No centro da política

Fundada em 1953, sob a presidência de Getúlio Vargas, a Petrobras, estatal de capital aberto que tem o governo como acionista controlador, desempenhou variados papéis na retórica política, a depender da ideologia e da corrente econômica do governo da vez. Foi símbolo da promessa de um Brasil autossuficiente na produção de petróleo, foi estratégica no controle de preços, no desenvolvimento da indústria nacional e na governabilidade de coalizão.

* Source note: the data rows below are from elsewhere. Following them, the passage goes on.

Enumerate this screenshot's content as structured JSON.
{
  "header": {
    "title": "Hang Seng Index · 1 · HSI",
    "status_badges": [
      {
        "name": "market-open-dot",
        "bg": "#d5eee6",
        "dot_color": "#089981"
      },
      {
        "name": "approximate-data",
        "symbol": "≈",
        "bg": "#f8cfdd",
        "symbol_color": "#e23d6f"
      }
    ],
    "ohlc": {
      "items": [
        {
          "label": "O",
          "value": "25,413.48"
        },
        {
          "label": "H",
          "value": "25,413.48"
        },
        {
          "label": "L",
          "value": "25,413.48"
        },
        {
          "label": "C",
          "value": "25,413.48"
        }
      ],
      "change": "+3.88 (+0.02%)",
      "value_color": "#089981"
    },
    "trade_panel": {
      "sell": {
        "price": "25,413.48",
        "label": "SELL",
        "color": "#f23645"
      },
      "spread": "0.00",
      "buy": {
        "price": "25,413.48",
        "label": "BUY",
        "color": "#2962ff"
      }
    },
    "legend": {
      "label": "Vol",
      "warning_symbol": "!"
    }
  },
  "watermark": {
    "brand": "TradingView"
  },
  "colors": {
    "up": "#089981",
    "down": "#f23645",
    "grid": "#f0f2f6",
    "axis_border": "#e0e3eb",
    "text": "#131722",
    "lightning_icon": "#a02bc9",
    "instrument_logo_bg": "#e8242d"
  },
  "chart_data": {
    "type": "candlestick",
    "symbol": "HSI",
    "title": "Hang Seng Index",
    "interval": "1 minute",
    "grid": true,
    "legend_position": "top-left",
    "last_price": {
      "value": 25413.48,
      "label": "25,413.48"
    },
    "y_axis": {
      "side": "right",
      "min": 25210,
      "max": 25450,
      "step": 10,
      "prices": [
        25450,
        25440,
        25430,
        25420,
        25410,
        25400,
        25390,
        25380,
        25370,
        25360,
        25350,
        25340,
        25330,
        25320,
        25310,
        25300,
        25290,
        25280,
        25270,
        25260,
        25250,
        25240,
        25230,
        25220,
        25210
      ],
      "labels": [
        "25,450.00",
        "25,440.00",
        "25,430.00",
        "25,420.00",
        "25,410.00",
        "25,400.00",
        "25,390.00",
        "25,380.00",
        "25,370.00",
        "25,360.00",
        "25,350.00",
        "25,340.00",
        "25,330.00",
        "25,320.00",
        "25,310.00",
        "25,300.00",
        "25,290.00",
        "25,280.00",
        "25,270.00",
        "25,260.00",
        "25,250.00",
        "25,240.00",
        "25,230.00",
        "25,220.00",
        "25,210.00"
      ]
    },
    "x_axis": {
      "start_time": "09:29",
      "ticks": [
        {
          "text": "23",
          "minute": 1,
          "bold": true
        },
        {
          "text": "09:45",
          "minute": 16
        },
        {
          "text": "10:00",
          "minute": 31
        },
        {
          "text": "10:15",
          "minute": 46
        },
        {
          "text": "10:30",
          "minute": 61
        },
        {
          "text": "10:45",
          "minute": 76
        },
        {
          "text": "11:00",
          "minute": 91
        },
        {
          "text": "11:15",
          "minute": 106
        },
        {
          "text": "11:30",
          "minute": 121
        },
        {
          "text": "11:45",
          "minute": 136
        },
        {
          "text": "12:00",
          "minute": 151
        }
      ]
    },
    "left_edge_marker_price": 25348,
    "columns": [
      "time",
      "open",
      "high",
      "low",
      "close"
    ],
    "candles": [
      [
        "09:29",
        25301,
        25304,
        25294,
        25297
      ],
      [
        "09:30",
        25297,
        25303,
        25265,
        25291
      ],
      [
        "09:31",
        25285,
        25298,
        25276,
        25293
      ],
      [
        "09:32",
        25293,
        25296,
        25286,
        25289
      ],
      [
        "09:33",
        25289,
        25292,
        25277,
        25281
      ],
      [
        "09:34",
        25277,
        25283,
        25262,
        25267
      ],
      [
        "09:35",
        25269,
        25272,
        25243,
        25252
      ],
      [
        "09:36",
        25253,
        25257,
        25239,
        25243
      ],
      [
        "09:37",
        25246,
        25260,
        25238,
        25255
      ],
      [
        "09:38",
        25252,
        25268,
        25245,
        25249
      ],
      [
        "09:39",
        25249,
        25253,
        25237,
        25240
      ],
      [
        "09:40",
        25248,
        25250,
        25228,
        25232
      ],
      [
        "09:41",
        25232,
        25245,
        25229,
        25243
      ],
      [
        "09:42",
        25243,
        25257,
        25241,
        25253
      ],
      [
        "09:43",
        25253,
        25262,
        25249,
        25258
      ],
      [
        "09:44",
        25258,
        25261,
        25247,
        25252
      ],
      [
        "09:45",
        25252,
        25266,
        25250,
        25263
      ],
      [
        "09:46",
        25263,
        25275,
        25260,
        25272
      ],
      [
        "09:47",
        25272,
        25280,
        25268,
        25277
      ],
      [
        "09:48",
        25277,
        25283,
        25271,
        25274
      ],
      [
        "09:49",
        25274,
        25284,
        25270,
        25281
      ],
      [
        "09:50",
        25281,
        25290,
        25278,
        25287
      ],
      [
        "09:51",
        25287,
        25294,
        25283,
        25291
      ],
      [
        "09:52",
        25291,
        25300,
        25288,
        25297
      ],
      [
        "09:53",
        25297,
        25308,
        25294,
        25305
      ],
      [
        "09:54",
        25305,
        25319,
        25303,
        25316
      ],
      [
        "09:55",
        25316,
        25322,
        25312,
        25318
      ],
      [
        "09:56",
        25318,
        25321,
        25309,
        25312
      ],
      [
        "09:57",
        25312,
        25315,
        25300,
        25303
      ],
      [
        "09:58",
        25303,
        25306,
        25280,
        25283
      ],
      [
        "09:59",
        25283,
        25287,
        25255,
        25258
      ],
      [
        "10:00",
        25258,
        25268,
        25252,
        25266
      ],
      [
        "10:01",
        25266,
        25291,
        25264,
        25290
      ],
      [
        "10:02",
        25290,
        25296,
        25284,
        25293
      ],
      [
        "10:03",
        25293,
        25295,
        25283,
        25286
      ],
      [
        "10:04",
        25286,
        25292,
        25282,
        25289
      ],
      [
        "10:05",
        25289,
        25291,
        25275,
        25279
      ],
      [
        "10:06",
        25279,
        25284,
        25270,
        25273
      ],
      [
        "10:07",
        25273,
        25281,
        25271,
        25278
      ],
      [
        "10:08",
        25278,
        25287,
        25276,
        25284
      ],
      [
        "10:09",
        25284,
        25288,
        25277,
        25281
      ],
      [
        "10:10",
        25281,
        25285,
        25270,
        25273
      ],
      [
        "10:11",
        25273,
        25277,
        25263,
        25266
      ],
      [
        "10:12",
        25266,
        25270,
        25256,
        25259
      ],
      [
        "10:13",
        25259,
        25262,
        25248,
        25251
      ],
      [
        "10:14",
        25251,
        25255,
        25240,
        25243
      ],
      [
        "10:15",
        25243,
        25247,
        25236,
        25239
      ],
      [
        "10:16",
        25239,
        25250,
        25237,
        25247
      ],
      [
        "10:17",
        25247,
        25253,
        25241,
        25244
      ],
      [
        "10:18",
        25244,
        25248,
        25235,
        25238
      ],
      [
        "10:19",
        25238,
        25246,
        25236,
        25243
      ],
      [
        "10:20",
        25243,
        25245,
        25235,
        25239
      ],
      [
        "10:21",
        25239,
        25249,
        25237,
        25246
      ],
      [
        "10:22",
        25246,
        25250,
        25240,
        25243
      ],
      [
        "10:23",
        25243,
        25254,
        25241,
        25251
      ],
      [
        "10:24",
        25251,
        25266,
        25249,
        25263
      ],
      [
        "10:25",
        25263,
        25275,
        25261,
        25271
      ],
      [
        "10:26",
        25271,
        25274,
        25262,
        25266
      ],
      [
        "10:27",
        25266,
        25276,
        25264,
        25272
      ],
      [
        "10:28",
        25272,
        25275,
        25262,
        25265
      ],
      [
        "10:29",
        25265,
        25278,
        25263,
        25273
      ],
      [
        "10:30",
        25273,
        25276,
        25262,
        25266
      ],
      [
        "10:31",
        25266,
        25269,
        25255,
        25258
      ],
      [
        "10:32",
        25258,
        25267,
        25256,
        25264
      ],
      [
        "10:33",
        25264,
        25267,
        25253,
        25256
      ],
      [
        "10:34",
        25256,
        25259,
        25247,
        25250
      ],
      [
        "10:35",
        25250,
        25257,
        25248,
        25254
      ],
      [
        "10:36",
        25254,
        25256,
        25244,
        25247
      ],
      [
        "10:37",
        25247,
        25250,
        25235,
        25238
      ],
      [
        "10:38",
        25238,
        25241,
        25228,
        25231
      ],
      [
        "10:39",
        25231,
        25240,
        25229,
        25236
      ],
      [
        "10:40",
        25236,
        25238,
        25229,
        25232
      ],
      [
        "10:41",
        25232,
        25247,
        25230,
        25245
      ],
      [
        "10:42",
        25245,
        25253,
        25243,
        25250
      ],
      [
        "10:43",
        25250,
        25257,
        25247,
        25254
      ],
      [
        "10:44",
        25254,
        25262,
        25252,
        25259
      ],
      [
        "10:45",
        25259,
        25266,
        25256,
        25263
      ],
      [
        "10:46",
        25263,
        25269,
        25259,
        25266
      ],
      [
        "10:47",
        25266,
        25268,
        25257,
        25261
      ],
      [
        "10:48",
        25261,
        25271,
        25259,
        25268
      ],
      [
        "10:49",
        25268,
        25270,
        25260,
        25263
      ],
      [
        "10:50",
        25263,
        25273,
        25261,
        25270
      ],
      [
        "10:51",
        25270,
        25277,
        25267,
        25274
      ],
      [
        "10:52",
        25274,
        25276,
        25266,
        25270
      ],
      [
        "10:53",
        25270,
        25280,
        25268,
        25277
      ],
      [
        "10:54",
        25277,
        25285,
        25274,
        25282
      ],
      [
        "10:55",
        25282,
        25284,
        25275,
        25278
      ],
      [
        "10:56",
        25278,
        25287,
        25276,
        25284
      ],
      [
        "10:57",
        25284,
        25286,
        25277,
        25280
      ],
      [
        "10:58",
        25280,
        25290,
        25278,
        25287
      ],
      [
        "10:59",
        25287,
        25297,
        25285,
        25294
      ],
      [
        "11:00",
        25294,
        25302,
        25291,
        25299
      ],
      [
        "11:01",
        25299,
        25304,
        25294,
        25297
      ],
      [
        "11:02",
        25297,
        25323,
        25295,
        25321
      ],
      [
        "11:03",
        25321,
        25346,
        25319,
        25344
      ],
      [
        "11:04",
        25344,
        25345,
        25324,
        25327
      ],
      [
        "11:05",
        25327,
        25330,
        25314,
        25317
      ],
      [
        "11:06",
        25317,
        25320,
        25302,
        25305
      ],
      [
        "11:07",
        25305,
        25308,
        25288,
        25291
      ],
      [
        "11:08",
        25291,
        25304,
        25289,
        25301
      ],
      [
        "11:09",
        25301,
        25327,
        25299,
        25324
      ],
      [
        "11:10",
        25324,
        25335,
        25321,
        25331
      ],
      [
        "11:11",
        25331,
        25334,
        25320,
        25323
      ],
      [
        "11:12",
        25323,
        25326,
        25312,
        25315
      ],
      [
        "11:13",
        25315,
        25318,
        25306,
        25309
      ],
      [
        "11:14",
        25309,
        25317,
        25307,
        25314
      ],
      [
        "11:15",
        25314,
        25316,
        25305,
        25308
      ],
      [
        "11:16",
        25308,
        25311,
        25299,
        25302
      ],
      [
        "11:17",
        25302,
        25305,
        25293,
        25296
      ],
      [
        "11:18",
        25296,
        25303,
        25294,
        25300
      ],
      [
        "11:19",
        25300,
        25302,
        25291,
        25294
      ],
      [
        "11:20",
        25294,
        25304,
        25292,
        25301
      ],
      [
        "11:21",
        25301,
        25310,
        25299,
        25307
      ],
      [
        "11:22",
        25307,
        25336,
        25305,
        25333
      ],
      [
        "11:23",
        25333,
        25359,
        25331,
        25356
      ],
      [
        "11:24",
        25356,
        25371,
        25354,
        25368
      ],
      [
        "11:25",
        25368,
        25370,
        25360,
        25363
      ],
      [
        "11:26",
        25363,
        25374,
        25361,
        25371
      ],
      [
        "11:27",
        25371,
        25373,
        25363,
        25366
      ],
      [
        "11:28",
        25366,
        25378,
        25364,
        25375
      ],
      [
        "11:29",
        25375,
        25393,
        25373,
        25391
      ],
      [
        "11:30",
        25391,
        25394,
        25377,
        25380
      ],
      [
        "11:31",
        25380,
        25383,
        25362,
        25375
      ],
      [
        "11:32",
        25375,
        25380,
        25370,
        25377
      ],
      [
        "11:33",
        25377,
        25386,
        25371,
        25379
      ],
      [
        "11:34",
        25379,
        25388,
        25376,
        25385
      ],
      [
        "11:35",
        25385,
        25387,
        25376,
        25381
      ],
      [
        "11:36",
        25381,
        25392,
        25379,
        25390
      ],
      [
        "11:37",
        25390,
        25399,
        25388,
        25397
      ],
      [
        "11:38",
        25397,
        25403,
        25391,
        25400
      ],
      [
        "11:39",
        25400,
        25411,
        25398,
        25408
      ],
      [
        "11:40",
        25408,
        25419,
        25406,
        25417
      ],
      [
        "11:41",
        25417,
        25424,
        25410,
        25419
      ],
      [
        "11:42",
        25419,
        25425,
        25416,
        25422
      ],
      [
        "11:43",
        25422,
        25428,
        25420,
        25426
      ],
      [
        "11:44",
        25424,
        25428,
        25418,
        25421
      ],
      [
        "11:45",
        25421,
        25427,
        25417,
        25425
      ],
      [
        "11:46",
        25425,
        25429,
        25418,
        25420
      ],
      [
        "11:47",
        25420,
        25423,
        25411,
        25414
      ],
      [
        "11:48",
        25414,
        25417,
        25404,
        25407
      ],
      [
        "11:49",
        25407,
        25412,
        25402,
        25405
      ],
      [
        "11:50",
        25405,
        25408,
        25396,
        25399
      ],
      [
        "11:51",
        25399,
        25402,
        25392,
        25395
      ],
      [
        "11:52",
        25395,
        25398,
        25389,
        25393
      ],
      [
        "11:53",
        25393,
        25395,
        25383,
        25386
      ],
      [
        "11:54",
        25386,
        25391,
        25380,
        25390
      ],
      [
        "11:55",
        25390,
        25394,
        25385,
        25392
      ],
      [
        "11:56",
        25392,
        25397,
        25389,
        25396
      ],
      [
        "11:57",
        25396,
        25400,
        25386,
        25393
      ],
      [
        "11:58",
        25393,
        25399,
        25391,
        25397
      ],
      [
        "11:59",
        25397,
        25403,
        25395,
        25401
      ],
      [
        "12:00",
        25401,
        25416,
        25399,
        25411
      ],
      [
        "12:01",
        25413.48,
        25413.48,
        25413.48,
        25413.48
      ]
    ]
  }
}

No governo do ex-presidente Fernando Henrique Cardoso, foi editada a nova Lei do Petróleo, que quebrou o monopólio da Petrobras, mas ele mesmo chegou a vetar um aumento na gasolina anunciado pela petroleira em 2002, ano eleitoral. Dilma Rousseff, com seu ex-ministro da Fazenda Guido Mantega, optou pela contenção dos preços dos combustíveis no mercado interno e investimentos na indústria local às custas do lucro da companhia. No período, a empresa acumulou a maior dívida corporativa do mundo. Michel Temer, por sua vez, deu início à privatização de ativos da empresa e à política de paridade dos preços do combustível no mercado interno com valores do mercado internacional. Bolsonaro privatizou a BR Distribuidora e a refinaria de Mataripe na Bahia, estado onde houve recorde do preço do combustível.

A visão desenvolvimentista, de uma Petrobras a serviço exclusivo e quiçá monopolista da economia brasileira, dos governos do PT foram dando lugar à visão liberal e privatista do governo Temer e de Paulo Guedes.

Por isso, ver uma pressão “escancarada” pelo controle de preços no governo bolsonarista pode causar espanto a especialistas como David Zylbersztajn, ex-diretor-geral da ANP e ex-presidente do Conselho de Administração da Petrobras. “As tentativas de Bolsonaro são escancaradas. No governo Dilma, isso era mais dissimulado, nunca formalizaram proposta desse tipo.”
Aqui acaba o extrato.